路上で拾った予言書のおかげでSSS級美少女とお近づきになれたんだが。←は?
爆裂☆流星
プロローグ 拾ったのは予言書でした。
「溶ける……」
炎天下の下、俺こと
夏休みだってのに補習という引きこもり抹殺イベントによって学校に駆り出されていたのだ。さらに前日に愛用している自転車がパンクするという事件のせいでこうして歩いているというわけだ。
「あれ、ユズル?」
その声の持ち主は同じクラスで数少ないオタク友達の江口だった。
江口は一度家に帰ったようで涼しげな恰好をして自転車にまたがっていた。
「そういや自転パンクしたんだっけか」
「おかげで、さしずめバーナーで炙られるサーモンの気分だ」
「なんだよ、それ」
そんなくだらない掛け合いのあと「アニメイト行ってくる」と言い残すと江口はペダルを漕いで行った。

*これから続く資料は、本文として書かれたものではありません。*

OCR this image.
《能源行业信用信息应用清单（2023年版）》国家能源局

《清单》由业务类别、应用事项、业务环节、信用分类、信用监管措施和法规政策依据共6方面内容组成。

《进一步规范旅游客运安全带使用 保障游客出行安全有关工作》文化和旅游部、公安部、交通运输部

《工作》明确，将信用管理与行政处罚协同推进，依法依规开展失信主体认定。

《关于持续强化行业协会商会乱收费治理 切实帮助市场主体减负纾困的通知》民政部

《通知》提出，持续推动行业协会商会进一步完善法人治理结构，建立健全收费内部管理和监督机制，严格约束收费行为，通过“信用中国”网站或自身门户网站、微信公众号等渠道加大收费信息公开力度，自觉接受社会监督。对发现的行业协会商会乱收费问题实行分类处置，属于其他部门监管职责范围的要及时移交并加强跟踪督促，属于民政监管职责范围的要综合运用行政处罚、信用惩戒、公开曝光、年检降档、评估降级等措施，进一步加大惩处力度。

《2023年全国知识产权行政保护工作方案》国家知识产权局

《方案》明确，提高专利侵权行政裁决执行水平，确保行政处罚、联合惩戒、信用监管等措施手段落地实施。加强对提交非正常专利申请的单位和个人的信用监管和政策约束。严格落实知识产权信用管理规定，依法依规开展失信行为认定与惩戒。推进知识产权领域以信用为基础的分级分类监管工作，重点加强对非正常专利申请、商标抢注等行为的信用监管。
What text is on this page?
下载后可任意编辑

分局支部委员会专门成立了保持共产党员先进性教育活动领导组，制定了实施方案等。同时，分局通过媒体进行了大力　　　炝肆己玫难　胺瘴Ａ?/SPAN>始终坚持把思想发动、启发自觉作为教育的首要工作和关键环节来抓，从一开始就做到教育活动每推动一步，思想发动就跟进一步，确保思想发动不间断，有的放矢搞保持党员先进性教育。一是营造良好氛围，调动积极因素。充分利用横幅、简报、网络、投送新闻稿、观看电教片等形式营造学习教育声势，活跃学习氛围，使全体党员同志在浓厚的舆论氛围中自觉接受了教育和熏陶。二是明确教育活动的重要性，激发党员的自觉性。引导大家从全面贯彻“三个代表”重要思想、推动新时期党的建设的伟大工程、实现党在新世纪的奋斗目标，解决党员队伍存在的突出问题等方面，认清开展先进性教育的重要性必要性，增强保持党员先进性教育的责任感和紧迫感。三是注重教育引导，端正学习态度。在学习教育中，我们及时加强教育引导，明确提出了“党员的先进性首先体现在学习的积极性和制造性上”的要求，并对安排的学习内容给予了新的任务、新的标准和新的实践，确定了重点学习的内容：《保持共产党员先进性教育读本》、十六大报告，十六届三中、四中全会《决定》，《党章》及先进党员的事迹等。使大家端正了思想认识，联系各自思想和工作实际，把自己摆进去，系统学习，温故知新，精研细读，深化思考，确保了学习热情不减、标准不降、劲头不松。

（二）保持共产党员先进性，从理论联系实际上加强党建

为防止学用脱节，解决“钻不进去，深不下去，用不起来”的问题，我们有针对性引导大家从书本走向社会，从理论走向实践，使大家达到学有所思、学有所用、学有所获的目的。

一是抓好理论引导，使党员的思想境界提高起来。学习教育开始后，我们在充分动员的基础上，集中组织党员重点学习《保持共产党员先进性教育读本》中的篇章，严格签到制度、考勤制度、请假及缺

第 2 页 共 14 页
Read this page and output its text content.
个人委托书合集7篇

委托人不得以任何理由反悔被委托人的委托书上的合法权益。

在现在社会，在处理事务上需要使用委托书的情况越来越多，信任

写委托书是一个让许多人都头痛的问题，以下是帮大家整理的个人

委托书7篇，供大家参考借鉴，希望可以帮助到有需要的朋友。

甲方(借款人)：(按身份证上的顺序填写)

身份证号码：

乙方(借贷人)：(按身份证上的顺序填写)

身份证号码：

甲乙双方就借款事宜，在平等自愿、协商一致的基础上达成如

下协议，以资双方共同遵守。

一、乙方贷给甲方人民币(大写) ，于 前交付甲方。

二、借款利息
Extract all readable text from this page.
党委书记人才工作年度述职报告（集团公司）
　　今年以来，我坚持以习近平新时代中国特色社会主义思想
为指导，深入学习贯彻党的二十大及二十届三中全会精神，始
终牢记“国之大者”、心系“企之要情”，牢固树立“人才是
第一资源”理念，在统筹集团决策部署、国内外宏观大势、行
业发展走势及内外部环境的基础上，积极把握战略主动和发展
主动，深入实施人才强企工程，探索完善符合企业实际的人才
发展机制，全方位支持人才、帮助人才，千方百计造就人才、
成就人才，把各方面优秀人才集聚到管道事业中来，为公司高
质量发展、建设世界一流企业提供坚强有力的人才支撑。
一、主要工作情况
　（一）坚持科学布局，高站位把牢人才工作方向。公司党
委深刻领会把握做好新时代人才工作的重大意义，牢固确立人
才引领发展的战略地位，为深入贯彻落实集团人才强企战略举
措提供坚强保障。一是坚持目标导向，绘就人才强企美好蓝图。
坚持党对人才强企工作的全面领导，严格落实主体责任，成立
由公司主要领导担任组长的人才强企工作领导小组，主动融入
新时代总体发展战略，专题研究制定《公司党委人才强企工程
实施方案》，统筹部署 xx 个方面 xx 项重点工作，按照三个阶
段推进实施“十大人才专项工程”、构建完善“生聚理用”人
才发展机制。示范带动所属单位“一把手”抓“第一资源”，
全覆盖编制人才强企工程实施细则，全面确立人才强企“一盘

江口は爽やかイケメンでサッカー部だが、重度の妹キャラ好きという猛者だ。
彼女がいたこともあったらしいが長続きしなかったと本人から聞いた。
やはり3次元はメンドくさいのだ。恋をするのは画面にだけで十分、なんてくだらないことを考えていると俺の足元から4尺ばかり先にある電柱の影に違和感を覚えた。一部だけ色が濃くなっていたからだ。近づいてみるとそれが表紙の黒いノートだとわかった。
漆黒の表紙に白色で十字架が二つ記されているそのフォルムは、好奇心を中学二年生に置いて来たままの俺から興味を引き出すには十分すぎた。
少し古びたページをめくるとそこには奇妙なことが書かれていた。
-この書は雨崎柚弦によって拾われる-
まさか……!?。
江口よ……。こんなもの書くまでに病んでいたのか。相談の一つや二つしてくれてもいいのに……。
こんなことをするためにここにこのノートを置いて俺とすれ違ったのか?
高2病とは名ばかりだと思っていたが身近な人間に発症すると何ともいえない気分になる。
俺はノートを脇にはさんで初夏の中再び歩き出した。
結果的にこのノートが俺の未来を良くも悪くも大きく左右することになるのだが……。